The cover of Labelhood’s Fall 2024 zine features a model wearing a super-sized gray jacket, an interpretation of the traditional tangzhuang, covered in an intricate Chinese floral motif rendered in silver embroidery. The same piece is featured in Labelhood’s title exhibition at the Rockbund Art Museum, and closed AO Yes’ Fall 2024 runway show last Thursday.
Each SHFW, Labelhood, the independent designer incubator, hosts an arts and culture festival in conjunction with its own show sub-calendar, which falls within the larger Fashion Week umbrella. The Labelhooood showcase includes everything from retail stalls to food and drink stalls, along with a number of thematic exhibitions, hosted in the museum next to their designer showroom. The overarching theme of this season’s festival was a ‘return to authenticity’.
In the wake of the pandemic, China’s brightest fashion talents have re-embraced their roots, giving them a ‘contemporary’ (in Western terms) twist, and the local market has been quick to embrace it again. A trend that started with subtle references to Chinese ready-to-wear tradition has since grown into a full-fledged style and has become a promising profitable business proposition in the region and beyond. Austin Wang and Yangson Liu’s AO Yes is one of the emerging labels currently at the forefront of this wave.

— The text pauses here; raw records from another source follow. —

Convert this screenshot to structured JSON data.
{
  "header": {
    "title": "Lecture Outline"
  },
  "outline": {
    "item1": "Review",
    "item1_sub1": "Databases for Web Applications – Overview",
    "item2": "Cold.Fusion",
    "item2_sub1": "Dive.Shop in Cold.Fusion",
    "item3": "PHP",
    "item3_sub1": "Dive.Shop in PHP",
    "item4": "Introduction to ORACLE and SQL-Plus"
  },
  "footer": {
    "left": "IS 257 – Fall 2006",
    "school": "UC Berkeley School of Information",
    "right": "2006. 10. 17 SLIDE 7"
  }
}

Founded in 2022 by Wang, a former fashion editor at Fashion China, and Liu, a graduate of Tokyo’s Bunka Fashion College, AO Yes examines Eastern culture and its traditional aesthetics to reassess them through a sophisticated and modern lens. Before the fall, Wang and Liu reflected on the idea of wisdom, looking more specifically at the word Sensei. The East Asian honorific means ‘teacher’ and is used to refer to people in authority or who have reached a certain level of achievement. “This collection is about the modern intellectual,” the designers said during a showroom visit, explaining that they wanted to portray the sophisticated and educated people of today. “They are who we call Sensei,” they said.
Wang and Liu cut a sharp double-breasted jacket to pair with wide trousers made from wool suits and herringbone, lined with lush Chinese jacquards and cuffs to emphasize the textile combination of East-meets-West elegance. They draped fringed half-scarves into the bodices of sweaters and dresses, and used Wang’s signature calligraphic illustrations as visual representations of their contemporary Senseis. Their signature silhouette, a hybrid of a tangzhuang and a pleated skirt, was here designed as a jacket and worn open over shorts and a white shirt for both men and women. It was both sexy and cerebral, as were the duo’s tailored sheaths with high collars and kimono shoulders, conveying the equivalent allure of a form-fitting bodycon dress for today’s sapiosexual.